Un dibujo rescatado de las cárceles del horror. |
Testimonios del horror
El libro “Maternidad en prisión política” recoge el testimonio de 35 de las cerca de 80 presas políticas que tuvieron sus hijos en cautiverio. Jóvenes mujeres que fueron encarceladas cuando tenían algunos meses de gestación y que igualmente fueron salvajemente torturadas por militares y por civiles ya que algunos médicos y enfermeras se sumaron a estas prácticas aberrantes. Una mujer al ser detenida gritó “¡Soy epiléptica!” pensando que con eso se salvaría de ser torturada. Un enfermero del servicio de emergencia del cual ella era socia, le suministró a los torturadores los medicamentos necesarios para que la epilepsia no le impidiera sentir lo que le depararía la sesión de tortura.
Estos son algunos relatos de cómo vivían y lo que padecieron esas mujeres y sus pequeños hijos.
“Me tocó una partera que era una desgraciada, dijo: “¿Y ustedes por qué no gritan? ¿Por qué se hacen las valientes? Con ironía le contesté: “¡Ay! no leí en ninguna parte que era mejor gritar, pero si quiere grito”.
“Imaginate qué confianza podías tener si en el IMES una pediatra nos reunió a todas y nos dijo: Atiendo a estos niños porque no tengo más remedio”.
“El parto se demoraba, el médico ordenó que me dieran Valium. No me revisó nunca. Por suerte después vino otro que preguntó: ¿No la revisó otro médico?
-No la revisó, le dio Valium
-¡Valium!
En la sala de partos puteaba al otro médico: ¡Hijo de puta, torturador, algún día las vas a pagar!”
“Llegué al Hospital Militar, lugar conocido, haciendo trabajo de parto (…) Me llevaron a la sala de partos cuando ya tenía la dilatación completa.

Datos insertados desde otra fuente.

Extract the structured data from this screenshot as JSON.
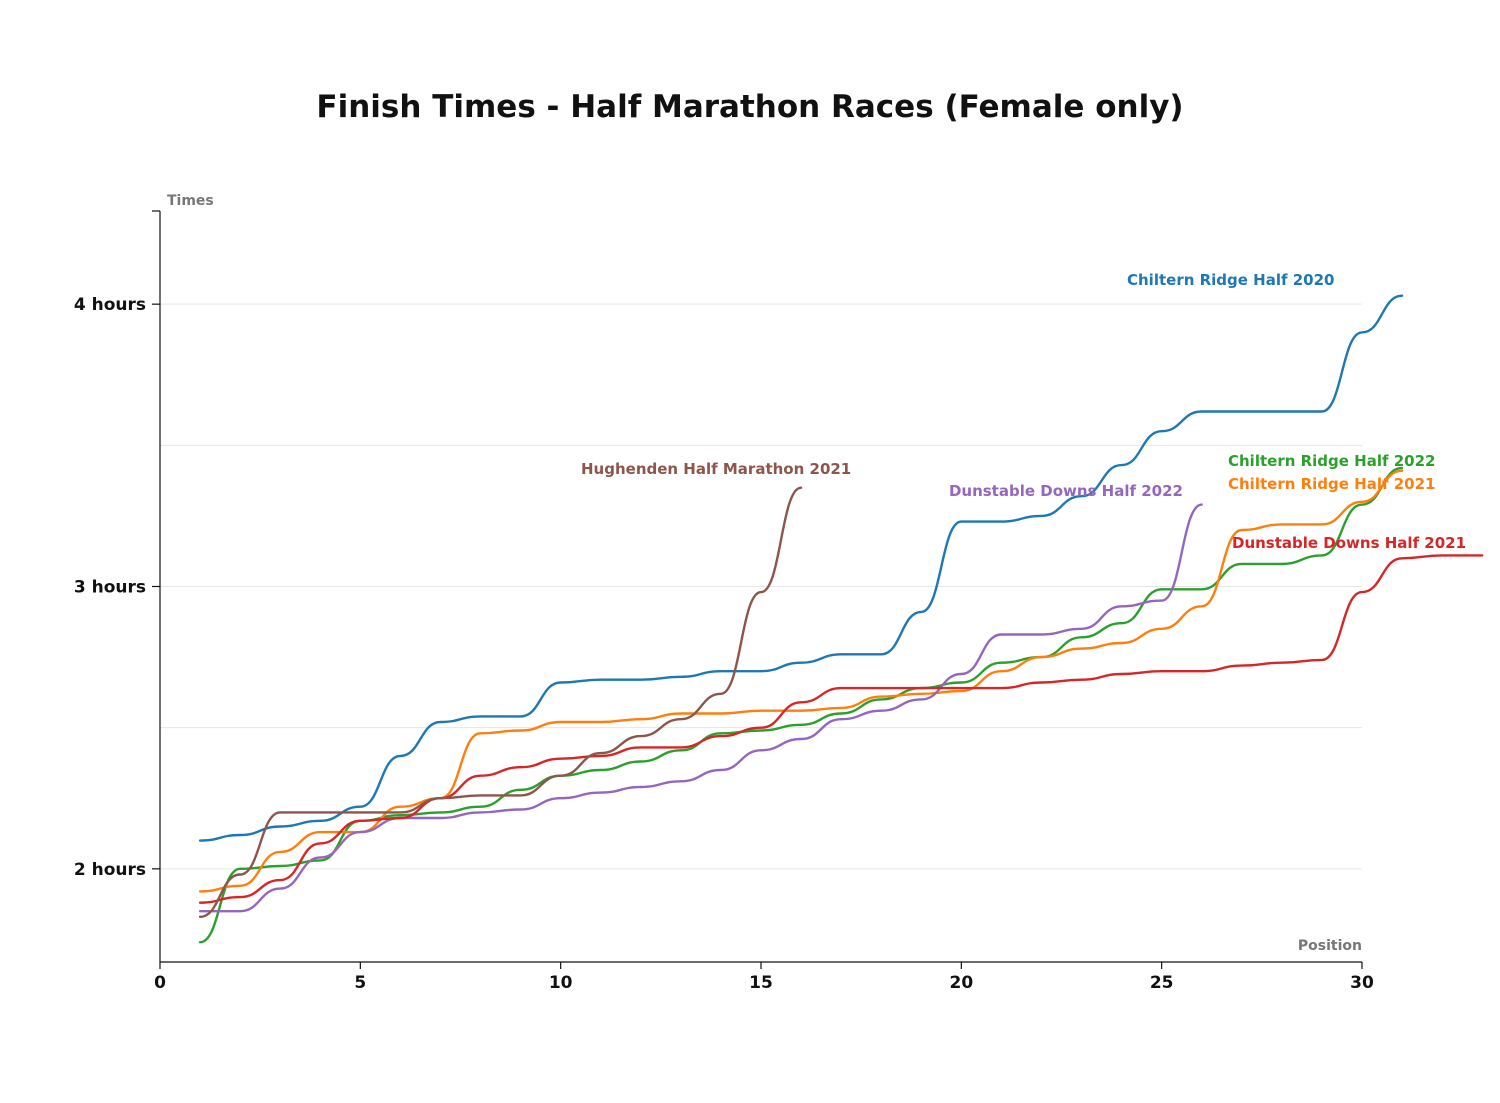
{
  "chart_data": {
    "type": "line",
    "title": "Finish Times - Half Marathon Races (Female only)",
    "xlabel": "Position",
    "ylabel": "Times",
    "xlim": [
      0,
      30
    ],
    "ylim": [
      1.67,
      4.33
    ],
    "x_ticks": [
      0,
      5,
      10,
      15,
      20,
      25,
      30
    ],
    "y_ticks": [
      {
        "value": 2,
        "label": "2 hours"
      },
      {
        "value": 3,
        "label": "3 hours"
      },
      {
        "value": 4,
        "label": "4 hours"
      }
    ],
    "grid_values": [
      2,
      2.5,
      3,
      3.5,
      4
    ],
    "grid": true,
    "legend": "inline labels at line ends",
    "series": [
      {
        "name": "Chiltern Ridge Half 2020",
        "color": "#1f77b4",
        "values": [
          2.1,
          2.12,
          2.15,
          2.17,
          2.22,
          2.4,
          2.52,
          2.54,
          2.54,
          2.66,
          2.67,
          2.67,
          2.68,
          2.7,
          2.7,
          2.73,
          2.76,
          2.76,
          2.91,
          3.23,
          3.23,
          3.25,
          3.32,
          3.43,
          3.55,
          3.62,
          3.62,
          3.62,
          3.62,
          3.9,
          4.03
        ]
      },
      {
        "name": "Chiltern Ridge Half 2022",
        "color": "#2ca02c",
        "values": [
          1.74,
          2.0,
          2.01,
          2.03,
          2.17,
          2.19,
          2.2,
          2.22,
          2.28,
          2.33,
          2.35,
          2.38,
          2.42,
          2.48,
          2.49,
          2.51,
          2.55,
          2.6,
          2.64,
          2.66,
          2.73,
          2.75,
          2.82,
          2.87,
          2.99,
          2.99,
          3.08,
          3.08,
          3.11,
          3.29,
          3.42
        ]
      },
      {
        "name": "Chiltern Ridge Half 2021",
        "color": "#ff7f0e",
        "values": [
          1.92,
          1.94,
          2.06,
          2.13,
          2.13,
          2.22,
          2.25,
          2.48,
          2.49,
          2.52,
          2.52,
          2.53,
          2.55,
          2.55,
          2.56,
          2.56,
          2.57,
          2.61,
          2.62,
          2.63,
          2.7,
          2.75,
          2.78,
          2.8,
          2.85,
          2.93,
          3.2,
          3.22,
          3.22,
          3.3,
          3.41
        ]
      },
      {
        "name": "Dunstable Downs Half 2022",
        "color": "#9467bd",
        "values": [
          1.85,
          1.85,
          1.93,
          2.04,
          2.13,
          2.18,
          2.18,
          2.2,
          2.21,
          2.25,
          2.27,
          2.29,
          2.31,
          2.35,
          2.42,
          2.46,
          2.53,
          2.56,
          2.6,
          2.69,
          2.83,
          2.83,
          2.85,
          2.93,
          2.95,
          3.29
        ]
      },
      {
        "name": "Dunstable Downs Half 2021",
        "color": "#d62728",
        "values": [
          1.88,
          1.9,
          1.96,
          2.09,
          2.17,
          2.18,
          2.25,
          2.33,
          2.36,
          2.39,
          2.4,
          2.43,
          2.43,
          2.47,
          2.5,
          2.59,
          2.64,
          2.64,
          2.64,
          2.64,
          2.64,
          2.66,
          2.67,
          2.69,
          2.7,
          2.7,
          2.72,
          2.73,
          2.74,
          2.98,
          3.1,
          3.11,
          3.11
        ]
      },
      {
        "name": "Hughenden Half Marathon 2021",
        "color": "#8c564b",
        "values": [
          1.83,
          1.98,
          2.2,
          2.2,
          2.2,
          2.2,
          2.25,
          2.26,
          2.26,
          2.33,
          2.41,
          2.47,
          2.53,
          2.62,
          2.98,
          3.35
        ]
      }
    ]
  }
}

En la camilla estuve rodeada por soldados armados con metralletas que pretendían meterse a la sala de parto, pero el doctor los dejó detrás de una puerta de vidrio, desde donde me vigilaban”.
“Después del nacimiento de mi hija, me llevaron al cuartel de Durazno. Mi hija y yo volvemos a una celda (…) Me vuelven a interrogar, “el sótano” quedaba muy cerca de la celda y se oían los gritos de los torturados”.
“Del infierno del 300 Carlos me trasladaron al 5° de Artillería. Al ingresar nos sacan fotos y pasábamos a un médico. ¡Muy sensible él, con su juramente hipocrático bien presente! A una compañera que no podía mover los brazos le dijo: ¿La colgaron?
-Si.
-Bueno, se le va a pasar”.
“Al principio, la comida era espantosa, ¡no te puedo decir lo que era la comida!
Había un cocinero, pero la comida venía sucia, con gusanos, con pelos, costaba comerla, realmente”.
“En una de esas recorridas de militares para las que nos hacían formar, el director le dijo a una soldado: “Avísele a la reclusa que tiene una beba que la prepare, que la vista bien”.
Y allá estaba yo al fondo de la celda tratando de que no nos vieran, pero se acercó el director y C, que tendría cinco o seis meses, estira la mano a la gorra y él levanta la mano como para pegarle, yo grito: ¡Es una beba!
-Si, es una beba, trate de que no sea una tupita en el futuro”.
“Ese torturador me había interrogado en el FUSNA, era integrante del elenco de OCOA (Órgano Coordinador de Operaciones Antisubversivas).
Me había dicho. ¡Parece mentira que una cristiana haya hecho estas cosas!
-¿Por qué? ¿Usted se cree cristiano?
-Por supuesto.
Lo volví a ver en el penal como encargado de las reclusas, me preguntaba: -¿Está por caminar ya? Es muy chica.
-¿Usted cómo sabe?
-Ah, porque tengo a un hijo de esta edad y no camina.
Un día trajo al hijo: -Este es mi hijo, ¿viste? Igual que yo.
-¿Por qué lo trae acá?
-Este no camina. ¡Mirá ésta como camina!
Era la superposición de dos mundos, porque ahí estaba él, como un padre común y silvestre, comparando, pensando: este niño que nació en un hogar y esta otra que nació en la cárcel, vive entre mujeres, no puede salir, ¡cómo camina y cómo está!”.